Of course we really don’t know the exact day when Mary was born, but if we hold that Jesus was born of Mary and Mary was human then she had a birthday. Although much in Catholic tradition about Mary may appear as decorative ornament, these stories usually point to the firm foundation of the truths about Mary and her place in salvation history. From the writings in the gospel describing Mary, through the Council of Ephesus which identified her as the Mother of God. Including the documents of the Second Vatican Council and into recent encyclicals on Mary, such as St. John Paul II in Redemptoris Mater, we find church teaching reiterating this fundamental concept. This concept holds that Mary, through the redemptive work of Christ,responded freely to the work of that divine grace and because of her yes, cooperated in a unique way in God’s plan for salvation. So much can be said about Mary and John Paul ‘s encyclical certainly would merit a careful reading in order to help us understand the magnitude of her place in helping us move towards the Lord. Perhaps the best birthday present we can give is our simple and sometimes awkward attempts at imitating her yes to God.

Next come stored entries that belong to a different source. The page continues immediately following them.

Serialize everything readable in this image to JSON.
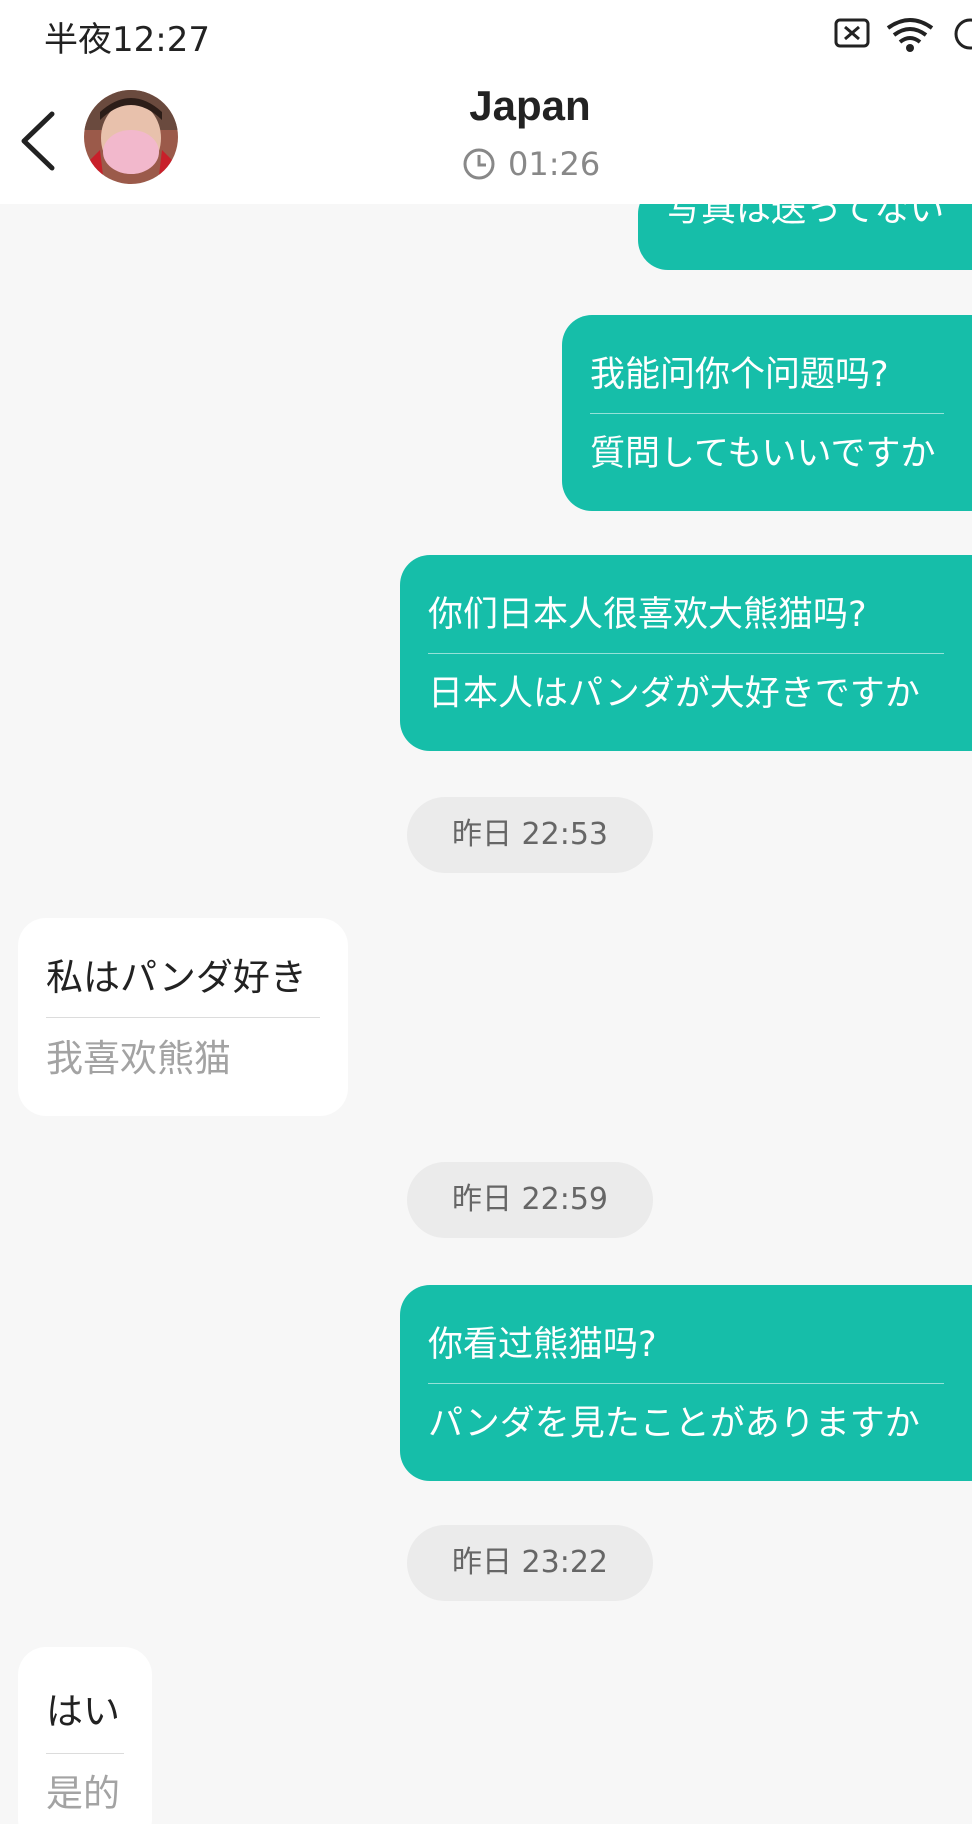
{
  "status_bar": {
    "time": "半夜12:27"
  },
  "header": {
    "contact_name": "Japan",
    "local_time": "01:26"
  },
  "icons": {
    "back": "chevron-left-icon",
    "clock": "clock-icon",
    "sim": "no-sim-icon",
    "wifi": "wifi-icon",
    "battery": "battery-icon"
  },
  "colors": {
    "outgoing_bubble": "#16bea9",
    "incoming_bubble": "#ffffff",
    "background": "#f7f7f7",
    "timestamp_pill": "#ebebeb"
  },
  "messages": {
    "m0": {
      "line": "写真は送ってない"
    },
    "m1": {
      "original": "我能问你个问题吗?",
      "translation": "質問してもいいですか"
    },
    "m2": {
      "original": "你们日本人很喜欢大熊猫吗?",
      "translation": "日本人はパンダが大好きですか"
    },
    "t1": "昨日 22:53",
    "m3": {
      "original": "私はパンダ好き",
      "translation": "我喜欢熊猫"
    },
    "t2": "昨日 22:59",
    "m4": {
      "original": "你看过熊猫吗?",
      "translation": "パンダを見たことがありますか"
    },
    "t3": "昨日 23:22",
    "m5": {
      "original": "はい",
      "translation": "是的"
    }
  }
}
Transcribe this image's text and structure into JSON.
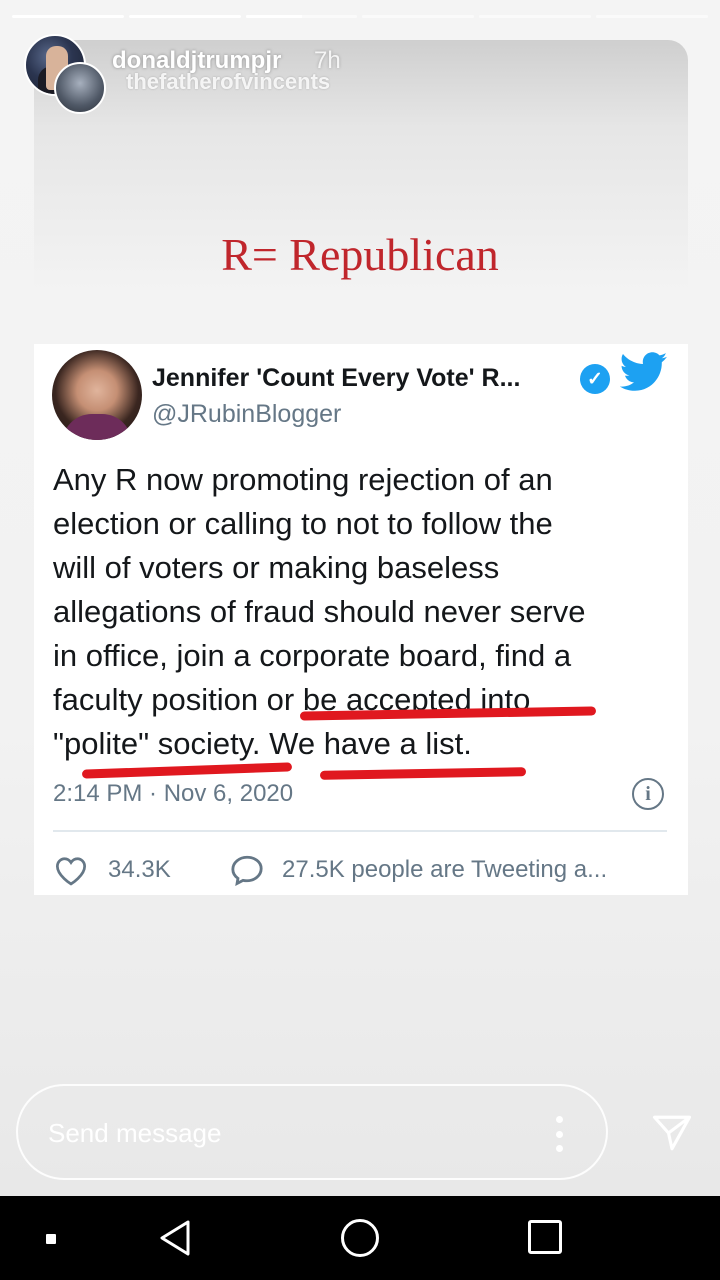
{
  "story": {
    "progress_segments": [
      1,
      1,
      0.5,
      0,
      0,
      0
    ],
    "username": "donaldjtrumpjr",
    "time_ago": "7h",
    "reposted_from": "thefatherofvincents",
    "caption": "R= Republican"
  },
  "tweet": {
    "author_name": "Jennifer 'Count Every Vote' R...",
    "handle": "@JRubinBlogger",
    "verified_mark": "✓",
    "body_lines": [
      "Any R now promoting rejection of an",
      "election or calling to not to follow the",
      "will of voters or making baseless",
      "allegations of fraud should never serve",
      "in office, join a corporate board, find a",
      "faculty position or be accepted into",
      "\"polite\" society. We have a list."
    ],
    "timestamp": "2:14 PM · Nov 6, 2020",
    "info_glyph": "i",
    "likes": "34.3K",
    "talking": "27.5K people are Tweeting a..."
  },
  "message_bar": {
    "placeholder": "Send message"
  },
  "colors": {
    "caption_red": "#c0262c",
    "highlight_red": "#e0181f",
    "twitter_blue": "#1da1f2",
    "muted_gray": "#657786"
  },
  "icons": [
    "heart-icon",
    "comment-bubble-icon",
    "info-icon",
    "verified-badge-icon",
    "twitter-bird-icon",
    "more-vertical-icon",
    "send-icon",
    "nav-back-icon",
    "nav-home-icon",
    "nav-recents-icon"
  ]
}
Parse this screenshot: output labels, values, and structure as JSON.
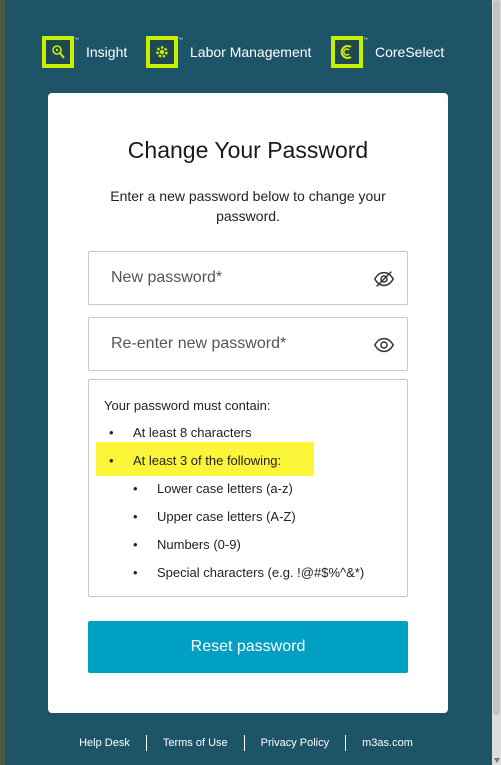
{
  "brands": [
    {
      "name": "Insight",
      "icon": "insight-icon"
    },
    {
      "name": "Labor Management",
      "icon": "labor-management-gear-icon"
    },
    {
      "name": "CoreSelect",
      "icon": "coreselect-icon"
    }
  ],
  "brand_tm": "™",
  "card": {
    "title": "Change Your Password",
    "subtitle": "Enter a new password below to change your password.",
    "new_password": {
      "placeholder": "New password*",
      "value": "",
      "icon": "eye-slash-icon"
    },
    "reenter_password": {
      "placeholder": "Re-enter new password*",
      "value": "",
      "icon": "eye-icon"
    },
    "rules": {
      "intro": "Your password must contain:",
      "bullet": "•",
      "items": [
        "At least 8 characters",
        "At least 3 of the following:"
      ],
      "sub_items": [
        "Lower case letters (a-z)",
        "Upper case letters (A-Z)",
        "Numbers (0-9)",
        "Special characters (e.g. !@#$%^&*)"
      ]
    },
    "reset_label": "Reset password"
  },
  "footer": {
    "links": [
      "Help Desk",
      "Terms of Use",
      "Privacy Policy",
      "m3as.com"
    ]
  },
  "colors": {
    "background": "#1e5468",
    "card": "#ffffff",
    "accent": "#00a0c2",
    "brand_green": "#c7f000",
    "highlight": "#fbf63a"
  }
}
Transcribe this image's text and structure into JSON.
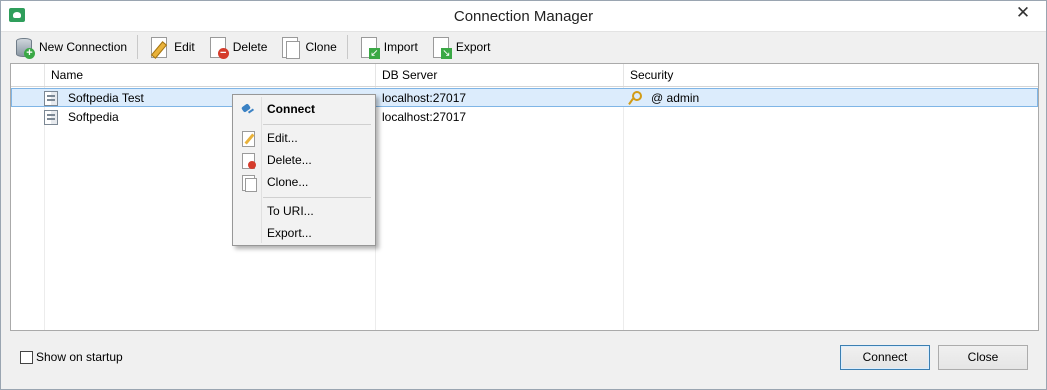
{
  "window": {
    "title": "Connection Manager",
    "close_glyph": "✕"
  },
  "toolbar": {
    "new_connection": "New Connection",
    "edit": "Edit",
    "delete": "Delete",
    "clone": "Clone",
    "import": "Import",
    "export": "Export"
  },
  "grid": {
    "columns": [
      "Name",
      "DB Server",
      "Security"
    ],
    "rows": [
      {
        "name": "Softpedia Test",
        "server": "localhost:27017",
        "security": "@ admin",
        "selected": true
      },
      {
        "name": "Softpedia",
        "server": "localhost:27017",
        "security": "",
        "selected": false
      }
    ]
  },
  "context_menu": {
    "connect": "Connect",
    "edit": "Edit...",
    "delete": "Delete...",
    "clone": "Clone...",
    "to_uri": "To URI...",
    "export": "Export..."
  },
  "footer": {
    "show_on_startup": "Show on startup",
    "show_on_startup_checked": false,
    "connect": "Connect",
    "close": "Close"
  },
  "colors": {
    "selection_bg": "#dcecfc",
    "selection_border": "#7fb5e6",
    "default_button_border": "#3c7fb1"
  }
}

There is something so exhilarating, so enthralling about today’s gospel describing how Peter, after the miraculous catch of all that fish, dropped everything and followed Jesus. At times, we may be so tempted to drop everything and start fresh, like in the movies when people ran off to the circus or get on horse to ride to Omaha. Unfortunately, because of our commitments to spouse, children, and work, dropping everything and heading to the proverbial west is out of the question. Perhaps today’s gospel can encourage us. Instead of dropping everything, identify just one thing we can drop that will help us move closer to the Lord. Ignatius of Loyola wisely recommends in the “First Week” of the Spiritual Exercises an examination of conscience in which we direct our attention to one fault and work for its eradication. Wise spiritual director that he was, he admonished those who undertook this exercise not to be fooled into thinking more is better. Progress towards spiritual growth comes more surely in small steps, not in vast intentions.